Federal Circuit rejects gTLD Trademark registration of .SUCKS

IN re Vox Populi Registry Ltd. (Fed. Cir. 2021).

A few years ago, ICANN opened the door to all sorts of top-level domains.  Vox jumped on-board with the “.SUCKS” domain, and is the TLD’s domain registry operator.  The setup appears to be a bit of a scam.

Vox is attempting to register a both the standard character service mark .SUCKS and also the stylized version shown in the figure above.  Both were rejected based upon a finding that the mark is merely descriptive and lacks distinctiveness. And, on appeal, the Federal Circuit has also affirmed. (Vox only appealed the for the stylized form).
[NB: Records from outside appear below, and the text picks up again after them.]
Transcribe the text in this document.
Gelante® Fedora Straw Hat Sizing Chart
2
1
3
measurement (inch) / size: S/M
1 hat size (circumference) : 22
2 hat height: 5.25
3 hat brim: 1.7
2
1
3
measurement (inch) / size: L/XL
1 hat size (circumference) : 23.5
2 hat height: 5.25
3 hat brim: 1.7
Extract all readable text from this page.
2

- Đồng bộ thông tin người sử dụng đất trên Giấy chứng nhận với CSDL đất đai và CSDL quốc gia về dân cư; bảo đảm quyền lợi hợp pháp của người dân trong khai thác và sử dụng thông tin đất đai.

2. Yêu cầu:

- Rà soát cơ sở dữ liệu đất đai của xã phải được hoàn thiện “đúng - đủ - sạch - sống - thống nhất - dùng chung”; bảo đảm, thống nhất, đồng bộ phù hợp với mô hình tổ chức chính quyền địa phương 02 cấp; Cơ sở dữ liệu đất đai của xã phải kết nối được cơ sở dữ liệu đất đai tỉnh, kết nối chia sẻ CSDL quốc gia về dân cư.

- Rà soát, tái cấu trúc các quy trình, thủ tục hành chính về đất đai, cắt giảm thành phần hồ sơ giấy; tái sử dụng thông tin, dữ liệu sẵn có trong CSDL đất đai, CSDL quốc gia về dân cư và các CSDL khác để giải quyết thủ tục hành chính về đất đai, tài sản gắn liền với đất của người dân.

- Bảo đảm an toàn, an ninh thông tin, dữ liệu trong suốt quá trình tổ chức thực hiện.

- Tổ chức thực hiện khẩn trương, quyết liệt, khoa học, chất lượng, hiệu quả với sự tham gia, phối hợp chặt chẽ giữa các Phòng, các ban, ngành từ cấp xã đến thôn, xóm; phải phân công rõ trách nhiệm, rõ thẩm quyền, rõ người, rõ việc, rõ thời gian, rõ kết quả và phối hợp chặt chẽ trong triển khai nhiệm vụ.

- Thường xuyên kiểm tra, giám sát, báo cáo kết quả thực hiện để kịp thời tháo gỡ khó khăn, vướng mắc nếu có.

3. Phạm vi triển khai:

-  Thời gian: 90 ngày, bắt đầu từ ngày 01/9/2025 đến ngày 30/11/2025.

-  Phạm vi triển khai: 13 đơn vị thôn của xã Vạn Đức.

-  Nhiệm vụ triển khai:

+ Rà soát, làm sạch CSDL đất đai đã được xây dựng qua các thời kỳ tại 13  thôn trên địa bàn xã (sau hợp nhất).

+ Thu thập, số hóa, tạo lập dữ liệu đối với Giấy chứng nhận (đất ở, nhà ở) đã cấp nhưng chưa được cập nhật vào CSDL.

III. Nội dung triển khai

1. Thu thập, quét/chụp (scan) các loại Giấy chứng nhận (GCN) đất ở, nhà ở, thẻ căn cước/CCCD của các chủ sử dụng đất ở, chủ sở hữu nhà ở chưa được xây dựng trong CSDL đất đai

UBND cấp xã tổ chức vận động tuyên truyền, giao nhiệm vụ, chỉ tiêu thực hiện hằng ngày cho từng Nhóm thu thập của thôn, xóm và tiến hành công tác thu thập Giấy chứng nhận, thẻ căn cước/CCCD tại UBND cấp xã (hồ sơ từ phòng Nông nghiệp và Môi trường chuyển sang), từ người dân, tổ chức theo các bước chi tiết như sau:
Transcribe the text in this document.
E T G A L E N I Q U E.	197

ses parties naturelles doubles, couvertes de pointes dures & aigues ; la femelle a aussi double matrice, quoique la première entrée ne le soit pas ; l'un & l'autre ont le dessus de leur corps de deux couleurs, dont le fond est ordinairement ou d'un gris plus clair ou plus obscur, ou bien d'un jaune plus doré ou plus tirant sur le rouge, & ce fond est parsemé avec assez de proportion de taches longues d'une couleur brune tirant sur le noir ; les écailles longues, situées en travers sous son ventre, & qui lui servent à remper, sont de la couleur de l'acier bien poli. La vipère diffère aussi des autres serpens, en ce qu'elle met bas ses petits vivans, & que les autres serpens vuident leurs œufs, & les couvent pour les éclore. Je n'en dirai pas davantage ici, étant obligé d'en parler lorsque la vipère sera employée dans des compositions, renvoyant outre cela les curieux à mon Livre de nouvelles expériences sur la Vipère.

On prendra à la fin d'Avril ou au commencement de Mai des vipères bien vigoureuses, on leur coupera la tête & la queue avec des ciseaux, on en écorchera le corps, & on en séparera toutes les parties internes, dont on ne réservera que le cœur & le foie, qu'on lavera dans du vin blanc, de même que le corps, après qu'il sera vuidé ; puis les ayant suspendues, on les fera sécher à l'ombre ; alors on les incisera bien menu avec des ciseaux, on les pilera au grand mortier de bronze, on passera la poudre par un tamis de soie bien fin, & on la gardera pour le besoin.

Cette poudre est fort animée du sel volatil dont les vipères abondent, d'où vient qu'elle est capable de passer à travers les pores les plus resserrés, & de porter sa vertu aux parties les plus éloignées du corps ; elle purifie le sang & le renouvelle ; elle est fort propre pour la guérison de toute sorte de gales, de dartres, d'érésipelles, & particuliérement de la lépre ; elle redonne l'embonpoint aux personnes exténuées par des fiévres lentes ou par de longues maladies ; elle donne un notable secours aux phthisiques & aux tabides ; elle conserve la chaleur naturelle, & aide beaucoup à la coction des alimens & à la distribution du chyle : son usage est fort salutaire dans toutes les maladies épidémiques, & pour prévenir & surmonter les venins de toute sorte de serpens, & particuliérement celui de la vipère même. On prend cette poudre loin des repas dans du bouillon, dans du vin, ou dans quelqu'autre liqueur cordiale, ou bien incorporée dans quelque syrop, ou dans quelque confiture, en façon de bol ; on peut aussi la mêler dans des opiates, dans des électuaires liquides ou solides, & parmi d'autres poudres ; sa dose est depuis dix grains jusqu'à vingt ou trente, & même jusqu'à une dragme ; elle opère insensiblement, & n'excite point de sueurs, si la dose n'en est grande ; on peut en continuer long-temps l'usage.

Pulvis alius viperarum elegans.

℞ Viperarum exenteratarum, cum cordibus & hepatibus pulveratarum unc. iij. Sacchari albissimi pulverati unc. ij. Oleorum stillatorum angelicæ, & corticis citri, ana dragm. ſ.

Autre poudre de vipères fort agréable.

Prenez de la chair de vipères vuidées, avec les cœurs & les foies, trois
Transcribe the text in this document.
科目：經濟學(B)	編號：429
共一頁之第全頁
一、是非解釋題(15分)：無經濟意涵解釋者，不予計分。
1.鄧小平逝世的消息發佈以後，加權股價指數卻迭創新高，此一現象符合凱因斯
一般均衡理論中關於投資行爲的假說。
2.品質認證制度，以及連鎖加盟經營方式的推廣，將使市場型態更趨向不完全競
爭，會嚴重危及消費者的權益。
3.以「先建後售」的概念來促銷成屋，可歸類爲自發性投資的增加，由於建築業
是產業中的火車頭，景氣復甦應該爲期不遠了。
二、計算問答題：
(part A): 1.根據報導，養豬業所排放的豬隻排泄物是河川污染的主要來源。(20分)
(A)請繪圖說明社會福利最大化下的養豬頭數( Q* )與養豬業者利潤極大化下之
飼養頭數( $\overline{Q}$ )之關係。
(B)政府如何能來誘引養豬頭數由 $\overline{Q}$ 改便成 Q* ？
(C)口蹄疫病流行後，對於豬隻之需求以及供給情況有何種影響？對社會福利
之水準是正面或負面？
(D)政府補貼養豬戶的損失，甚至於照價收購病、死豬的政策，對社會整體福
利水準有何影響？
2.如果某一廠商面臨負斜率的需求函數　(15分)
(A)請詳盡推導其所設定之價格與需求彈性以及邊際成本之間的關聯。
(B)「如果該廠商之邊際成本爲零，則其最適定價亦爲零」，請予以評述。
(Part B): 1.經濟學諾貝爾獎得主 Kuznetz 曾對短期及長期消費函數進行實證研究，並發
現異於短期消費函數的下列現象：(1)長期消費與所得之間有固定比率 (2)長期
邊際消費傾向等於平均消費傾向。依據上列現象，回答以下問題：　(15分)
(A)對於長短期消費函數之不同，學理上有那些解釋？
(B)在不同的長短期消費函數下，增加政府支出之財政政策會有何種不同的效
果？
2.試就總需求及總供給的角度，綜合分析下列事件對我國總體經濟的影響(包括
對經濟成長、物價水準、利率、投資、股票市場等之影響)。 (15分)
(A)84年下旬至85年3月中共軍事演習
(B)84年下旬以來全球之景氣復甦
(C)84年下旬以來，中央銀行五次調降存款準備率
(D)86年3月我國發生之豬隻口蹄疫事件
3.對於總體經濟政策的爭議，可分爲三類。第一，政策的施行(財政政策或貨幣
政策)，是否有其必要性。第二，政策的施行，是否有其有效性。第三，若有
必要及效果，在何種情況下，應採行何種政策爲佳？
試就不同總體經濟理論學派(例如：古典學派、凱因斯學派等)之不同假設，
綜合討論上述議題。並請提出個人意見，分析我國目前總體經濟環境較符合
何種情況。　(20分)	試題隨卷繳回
In particular, the court found substantial evidence supporting the following:

  • Consumers would view .SUCKS as only a non-source identifying part of a domain name.
  • The party is using .SUCKS as a product — i.e., domain name ending in .SUCKS.
  • The stylized version of .SUCKS fails to create a separate commercial impression from the word itself.

This case is related both to TAM, BRUNETTI and also BOOKING.COM, but none of those save-the-day for Vox.  The court does note that the mark may become registrable if Vox is later able to show acquired distinctiveness.  In each of those recent Supreme Court cases, the Trademark Office had attempted to use some shortcut/exception to reject the trademark registration.  Vox is totally different from those cases because the TTAB and Federal Circuit relied upon the core trademark principle of distinctiveness to deny registration.

2 thoughts on “Federal Circuit rejects gTLD Trademark registration of .SUCKS

  1. 2

    Credit where due: The PTO and CAFC got this right.

    Sorry, bucko, but no one gets to trademark a TLD.

    Not as a standard-character mark, anyway.

    And one suspects that — had their (minimally) stylized version been approved — they would have attempted to rely on its registration to shut down anyone else’s use of the TLD.

  2. 1

    This is quite distinguishable from booking.com.

    Here someone is trying to trademark the entire gTLD section, whereas in booking, the court’s errant view opens the door to:
    Booking.com,
    Booking.su (funny how the George Carlin filter won’t permit the rest of the word, even the editor can use it as a headline),
    AND the myriad of other gTLDs open endedly.